When two people converge, they have to do so from different parts of the world, or just the city. Either way, there are individual roads, travelled alone, that each takes to meet the other. Once the roads intersect, one person, in order to meet the other, needs to merge into the other's lane. Succumb might be a nasty word for the Millennial Girl. Or emasculating for The Metrosexual. Maybe yield is better. Yield's got that cool yellow sign appeal.

Somehow we've been having difficulty adjusting to the other person.
There's been a lack of providing our lover with what he/she really needs.
We know what's best for the other.
Aren't we clever?
Somehow our inherent generosity fled and control began to dominate.

Men somehow forgot how to be men, and women don't know how to be girls because we're too busy being a strange combination of both. Anytime I see an example of girlishness, even though it tickles a man, I catch myself viewing it simply as manipulative.

But maybe it's not. Not when I see the resulting delight on a man's face.

I need to remember to tell him how wonderful I think he is, and not just point out the things that need to be done. I need to remember that what I have is rare, and that I'm truly fortunate to have someone love me so much, and to have an opportunity to practice love.

With the exception of Valentine's Day diners, their one day off, I've seen, in the eyes of young lovers, passport holders who unwittingly became visitors to the Twilight Zone, whose ticket was purchased by the one who loves them.

If you really loved me, you wouldn't be driving me fucking nuts.

I see the exasperation in their eyes. I see, "Is it worth it?" flash momentarily nearly every day these days. I have personally ignited magnesium, having the phrase pop - overexposed - on my own expression.

Is it worth it?

He dared to hold a mirror to my face to show me my imperfections, wept that I could not see them, still vowed to continue to love me, but if I didn't want his love, or his presence, he would go, granting my wishes. He just wanted my happiness. Pushed away for the countless time, then pulled back, he would consistently demonstrate longevity by not leaving me until my last heaving, snotty tear was shed. Every single time. He never grows tired of holding me. Or telling me how much he loves me. Or how much he wants this to work.

Is it worth it?
He's everything I asked for.

At the end of my marriage to Ack, the now ex-husband/ best friend, I promised myself that next time, if there was to be a next time, I wanted to have someone who fought back, who didn't just extinguish my flame with baking soda. I wanted someone equally as passionate as I.

All of the girlfriends that Fatty had prior to me were girls who hung on his every word, never challenged him, could have easily been taken advantage of. He wanted someone challenging, someone strong, someone who fought back.

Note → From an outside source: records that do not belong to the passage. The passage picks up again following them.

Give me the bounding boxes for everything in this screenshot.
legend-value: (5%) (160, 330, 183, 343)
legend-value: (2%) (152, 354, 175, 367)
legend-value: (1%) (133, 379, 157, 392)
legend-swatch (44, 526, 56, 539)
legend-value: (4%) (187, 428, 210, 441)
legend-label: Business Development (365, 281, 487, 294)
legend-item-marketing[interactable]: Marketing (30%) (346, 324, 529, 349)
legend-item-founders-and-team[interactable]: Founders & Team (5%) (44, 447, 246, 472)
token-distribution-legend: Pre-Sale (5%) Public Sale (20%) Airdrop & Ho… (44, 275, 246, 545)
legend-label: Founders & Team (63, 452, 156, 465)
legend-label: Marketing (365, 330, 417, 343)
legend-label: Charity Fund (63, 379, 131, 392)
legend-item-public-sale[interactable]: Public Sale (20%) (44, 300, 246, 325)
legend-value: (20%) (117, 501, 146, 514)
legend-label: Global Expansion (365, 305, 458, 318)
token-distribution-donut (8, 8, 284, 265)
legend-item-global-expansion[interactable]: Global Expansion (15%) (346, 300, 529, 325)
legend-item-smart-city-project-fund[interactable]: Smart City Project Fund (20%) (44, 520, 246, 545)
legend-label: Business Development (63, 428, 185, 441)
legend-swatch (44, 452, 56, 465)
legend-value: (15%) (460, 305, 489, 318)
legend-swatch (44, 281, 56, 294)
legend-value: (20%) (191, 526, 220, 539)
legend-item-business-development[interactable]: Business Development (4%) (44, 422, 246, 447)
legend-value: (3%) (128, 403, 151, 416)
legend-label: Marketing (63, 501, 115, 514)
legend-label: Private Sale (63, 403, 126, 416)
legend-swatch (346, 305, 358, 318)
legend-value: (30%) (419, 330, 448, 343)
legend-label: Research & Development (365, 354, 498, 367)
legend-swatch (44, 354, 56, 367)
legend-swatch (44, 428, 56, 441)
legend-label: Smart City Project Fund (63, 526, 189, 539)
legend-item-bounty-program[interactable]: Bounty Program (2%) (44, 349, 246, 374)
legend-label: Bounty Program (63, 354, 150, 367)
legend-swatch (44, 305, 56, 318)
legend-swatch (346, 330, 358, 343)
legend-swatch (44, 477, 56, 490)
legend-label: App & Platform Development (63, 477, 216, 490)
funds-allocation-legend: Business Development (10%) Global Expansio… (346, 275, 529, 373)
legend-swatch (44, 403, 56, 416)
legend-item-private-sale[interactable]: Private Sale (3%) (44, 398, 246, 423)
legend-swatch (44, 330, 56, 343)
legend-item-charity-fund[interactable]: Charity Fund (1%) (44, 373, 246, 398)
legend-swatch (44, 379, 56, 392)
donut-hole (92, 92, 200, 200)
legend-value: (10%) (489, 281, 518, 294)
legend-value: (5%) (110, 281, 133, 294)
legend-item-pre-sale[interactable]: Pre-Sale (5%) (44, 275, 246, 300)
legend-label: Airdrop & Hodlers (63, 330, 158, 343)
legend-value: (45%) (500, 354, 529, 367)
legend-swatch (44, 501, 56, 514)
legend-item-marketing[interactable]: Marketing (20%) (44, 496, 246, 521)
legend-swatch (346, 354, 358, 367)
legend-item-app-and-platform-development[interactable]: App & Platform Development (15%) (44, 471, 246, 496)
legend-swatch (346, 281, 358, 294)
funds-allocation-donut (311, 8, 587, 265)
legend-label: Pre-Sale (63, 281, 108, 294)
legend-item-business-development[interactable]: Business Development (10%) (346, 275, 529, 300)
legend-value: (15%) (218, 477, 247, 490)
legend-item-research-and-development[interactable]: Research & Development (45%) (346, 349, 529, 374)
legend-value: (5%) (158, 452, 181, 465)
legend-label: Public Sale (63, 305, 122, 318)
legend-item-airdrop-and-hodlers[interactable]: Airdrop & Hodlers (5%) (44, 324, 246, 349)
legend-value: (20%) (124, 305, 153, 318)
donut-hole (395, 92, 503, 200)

It's everything we asked for,
Just not the way we'd asked for it.
It was supposed to be easier.
Wasn't it?

Something we'd both shared in common was going if the going got too tough. Yesterday we made a pact that we're not allowed to leave because it's too hard. The rewards will be there if only we stick it out. Besides, I want us to demonstrate longevity to our children.

So, maybe it wasn't supposed to be easier.

Oh, this Universe, who thinks us so special as to grant us everything we ever wished for.... In the future, if you're just as generous, I wouldn't mind a little black Mini Cooper with white racing stripes, please. Or a cheapo 4 day journey to Cuba. That might be nice.

Maybe there's not a finish line in this race, just a target to keep stabbing at.

Darling Universe, for the next event I'll take a handicap with a Special Bus pass on a par 14, if I could.

3 Comments:

  • heehee. this post makes me giggle. i moved in with my man about three months ago, when we moved cross country from ny to la...and believe me, i hear what your'e saying! it's all just too funny though.

    By Anonymous Anonymous, at 2:00 p.m.  

  • i also think that it's helpful for longevity to discuss the abstract concept of love, and to be with someone who loves the concept - someone who loves love. simple, but not.


    your mom's comment was FUCKING AWESOME. I'M STILL LAUGHING THINKING ABOUT IT.

    By Blogger FC, at 3:48 p.m.  

  • :)

    By Blogger Chris Baines, at 6:53 p.m.